I get the occasional question about the relationship between GitHub and the Composer packages.magento.com repository in Magento 2. This may be obvious to some, but I thought I would send this out as a quick clarification.
First, the developer view of the world. GitHub is for exploration and contribution.
- If a developer wants to see the past history of a feature (for example, how the code has changed between releases), they can use GitHub.
- If they want to see future work going into the next release, they can use GitHub.
- If they want to submit a bug fix, they can use GitHub.
- If they want to collaborate on future features, they can use GitHub.
Product sites should not be built from GitHub checked out code. When code is “released” it is copied to a Composer repository. This is the official “release version” of code. (We will tag in GitHub as well.) Official patches will also be released there.
Post Magento 2 GA (Q4 this year), the current Connect is going to be replaced with a new online store where you can find and purchase extensions. The purchase part is new to Magento 2. If you purchase an extension, it will then be available for download for your account via Composer. The goal is to have one Composer repository for all your Magento related downloads.
The current packages.magento.com is a Composer repository available today, but it is more of an experimentation platform that will be replaced by the new online store. It is a completely public repository – for example there is no ability to stop access to paid extensions today. The internal processes around pushing code to the new repository will also change.

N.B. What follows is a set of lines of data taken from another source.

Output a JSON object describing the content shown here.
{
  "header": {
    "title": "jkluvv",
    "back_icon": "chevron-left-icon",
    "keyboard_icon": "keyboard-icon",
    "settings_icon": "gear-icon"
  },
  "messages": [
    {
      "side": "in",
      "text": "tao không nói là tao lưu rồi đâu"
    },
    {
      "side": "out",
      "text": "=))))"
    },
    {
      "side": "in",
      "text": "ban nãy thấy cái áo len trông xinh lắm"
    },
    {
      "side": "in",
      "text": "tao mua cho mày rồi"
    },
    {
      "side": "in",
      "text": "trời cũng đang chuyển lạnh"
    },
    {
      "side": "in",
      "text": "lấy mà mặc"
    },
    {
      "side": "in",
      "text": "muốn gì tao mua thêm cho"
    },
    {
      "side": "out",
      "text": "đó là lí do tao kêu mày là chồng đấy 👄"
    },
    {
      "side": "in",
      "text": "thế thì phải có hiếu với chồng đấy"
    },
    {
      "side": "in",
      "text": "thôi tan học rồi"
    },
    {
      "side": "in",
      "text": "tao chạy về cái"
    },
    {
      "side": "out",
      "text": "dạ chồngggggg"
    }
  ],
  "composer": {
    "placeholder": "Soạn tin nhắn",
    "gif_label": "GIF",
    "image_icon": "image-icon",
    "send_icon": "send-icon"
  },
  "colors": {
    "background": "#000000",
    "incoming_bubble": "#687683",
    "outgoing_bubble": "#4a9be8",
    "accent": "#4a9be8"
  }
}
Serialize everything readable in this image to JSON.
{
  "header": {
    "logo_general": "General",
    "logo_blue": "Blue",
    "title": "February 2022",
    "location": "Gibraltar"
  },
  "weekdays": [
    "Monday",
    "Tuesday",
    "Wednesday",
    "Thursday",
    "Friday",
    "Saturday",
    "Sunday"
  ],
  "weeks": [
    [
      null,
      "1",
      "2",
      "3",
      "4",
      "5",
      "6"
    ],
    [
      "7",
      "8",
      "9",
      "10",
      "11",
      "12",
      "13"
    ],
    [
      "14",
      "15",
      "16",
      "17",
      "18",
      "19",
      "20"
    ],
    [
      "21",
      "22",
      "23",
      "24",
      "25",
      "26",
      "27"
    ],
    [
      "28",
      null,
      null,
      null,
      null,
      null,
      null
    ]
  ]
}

At one stage in the past, we pushed frequent builds to the Composer repository, but there were no guarantees around Semantic Versioning of packages and no upgrade guarantees – so it was all a bit contrived. At GA the rules are going to be more formal. Releases will follow Semantic Versioning rules (except probably the metapackages for CE and EE which will probably use product version numbering for the first two digits of the version number, which are controlled by marketing folks). Upgrades will be more controlled between official release levels.
Things are a little messy today unfortunately due to the Merchant Beta program, complicated by the fact that the new online store is not ready yet. This involves paid code (EE and some extensions), so cannot go on the current unprotected Composer repository. This is will be addressed when the new online store is available.
Developers can of course use other repositories as well. Magento will most likely encourage Merchants to always use the official central location as that code will have gone through any Magento verification processes. But it’s just Composer. A system integrator for example may decide to have a local Composer repository for locally developed code. Other repositories can certainly be used.
Basically the simple message after GA will be:
- If you are building a production site, use the official Composer repository associated with the online store.
- If you are a developer and want to explore, learn, or contribute, then go have a look at GitHub.
Personally, I like simple messages. They are … simple!
Disclaimer: This is my personal view and not binding – which makes it faster for me to get blog posts out.